Insurance industry must make difficult business decisions for the unvaccinated

An Illinois state legislator proposed a bill in which neither the state nor health insurance providers would have to pay for COVID-19-related medical care for those who choose to remain unvaccinated against COVID-19 and become infected.

Such a bill clearly is government overreach. The legislator, Rep. Jonathan Carroll, subsequently withdrew the bill due to threats made against him, his family and his staff. Yet this proposal opens for discussion the risk calculus that goes into providing health care and how health insurance premiums are set.

Insurance is pooled risk. Whether it is automobile insurance, life insurance or health insurance, there is a cost to provide coverage, with claims paid out of premiums charged. That is why young drivers pay higher automobile insurance premiums than older drivers, and smokers pay higher life insurance premiums than nonsmokers. The historical record of claim payouts supports such differential premiums.

With health insurance, like all forms of insurance, premiums are based on the collective risk profile of the population being covered. When an external event disrupts the risk profile, the amounts paid out will be different from what is historically expected.

Delta Air Lines, a company that sponsors health insurance for its employees, recognized this disruption and began to assess a health insurance surcharge for those who opted to remain unvaccinated. From a risk assessment perspective, the airline viewed this as reasonable and appropriate. It believed that those who remained unvaccinated were more likely to accrue higher medical care and hospitalization expenses than those vaccinated.

Based on the company’s risk assessment, this was a sound business decision, independent of reasons why people either opted for vaccination or remained unvaccinated.

What the Illinois legislator proposed was far more draconian. He effectively wanted to remove anyone who remains unvaccinated from the group of people who have health insurance coverage that requires care for COVID-19. This is akin to a coverage exemption, which is not unheard of by insurance providers, but unreasonable if imposed by state law.

Health care delivery is a complex process of services provided and payments delivered. Physicians take an oath to provide care for all their patients and “do no harm.” It is against their principles to withhold care from sick patients with COVID-19 if they are unvaccinated, or any condition for that matter, independent of their capacity to pay for services. However, those who pay for services are not bound by such ideals.

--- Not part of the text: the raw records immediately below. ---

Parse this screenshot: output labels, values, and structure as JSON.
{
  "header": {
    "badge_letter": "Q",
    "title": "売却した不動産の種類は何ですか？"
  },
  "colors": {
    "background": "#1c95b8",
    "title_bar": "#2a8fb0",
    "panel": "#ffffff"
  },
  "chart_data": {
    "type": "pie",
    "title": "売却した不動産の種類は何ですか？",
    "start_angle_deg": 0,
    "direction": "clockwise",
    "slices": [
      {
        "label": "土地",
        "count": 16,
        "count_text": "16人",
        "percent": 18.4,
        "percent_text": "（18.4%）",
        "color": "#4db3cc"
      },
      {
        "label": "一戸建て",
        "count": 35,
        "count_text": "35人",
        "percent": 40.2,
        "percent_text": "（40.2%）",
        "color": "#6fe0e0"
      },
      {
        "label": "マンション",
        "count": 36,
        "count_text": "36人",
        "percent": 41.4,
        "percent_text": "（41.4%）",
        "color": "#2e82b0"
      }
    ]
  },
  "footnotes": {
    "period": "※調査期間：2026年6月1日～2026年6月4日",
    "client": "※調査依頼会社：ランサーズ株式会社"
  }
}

Inserting a COVID-19 exemption or surcharge into a health insurance policy for the unvaccinated may be viewed as good business, as Delta Air Lines discovered. It also provides an incentive to get vaccinated, which is in line with President Joe Biden’s vaccination mandate, though legal headwinds will likely prevent the mandate from ever being enacted and enforced.

Three vaccines are available at no cost to Americans and have proved to be most effective in keeping people out of hospitals. Breakthrough infections do occur, though the preponderance of them has been mild cases.

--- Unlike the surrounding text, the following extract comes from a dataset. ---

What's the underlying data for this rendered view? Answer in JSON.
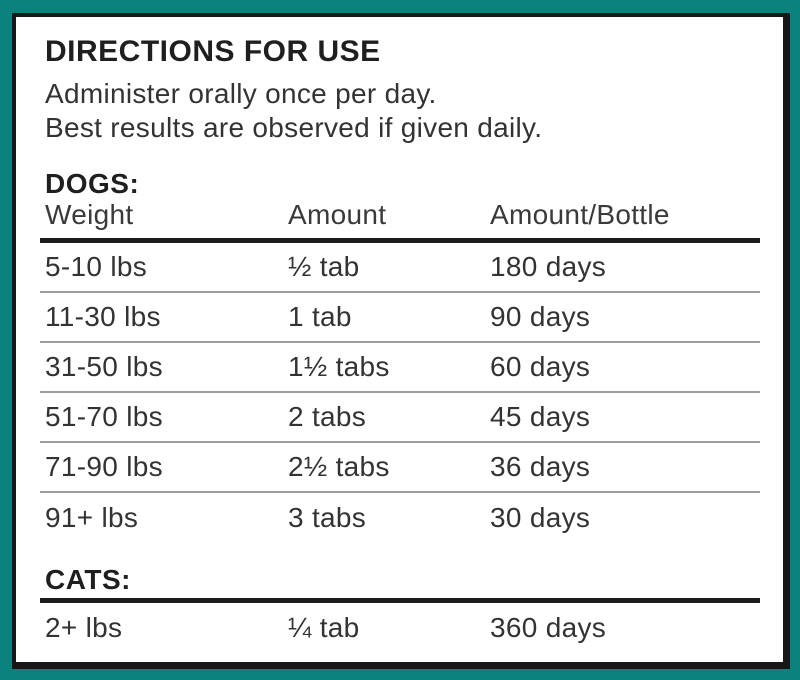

When people choose vaccination, they are taking advantage of all available resources to protect themselves and others, with such resources offered at no cost to them.

When people choose to remain unvaccinated, they are opting out of using such resources. Research has shown that the unvaccinated are more vulnerable to infections, hospitalizations, deaths and long-haul COVID-19. The uncertainty surrounding the omicron variant adds another yet-to-be-determined wrinkle into the risk equation.

Withholding care for people who make decisions based on their perception of information, even if it is flawed or incomplete, is contrary to the principles of ethical medical practice. Regarding paying for care, however, after almost two years into the pandemic, with around 50 million confirmed cases and 800,000 deaths, insurance companies know enough to make informed business decisions.

Whether this is via coverage exemptions or premium surcharges for the unvaccinated, or premium discounts for the vaccinated, the insurance risk calculus of COVID-19 not only suggests the need for change, but it also demands it.

The same principles apply to life insurance. Life insurance payouts have surged during the pandemic. With vaccines available to reduce such deaths, if people choose to remain unvaccinated, for any reason, they are subjecting themselves to higher fatality risk than those who choose vaccination. The life insurance risk calculus suggests the need for differential premiums, which already exist for people who choose to indulge in risky behaviors like smoking.

As COVID-19 moves into the omicron era, the uncertainty surrounding the virus demands that the best available tools be used. If people choose to reject such tools, the economics of risk mean that insurance providers will respond by having some pay a price for their choice.

This is not a moral, ethical or political decision. It is a sound business decision.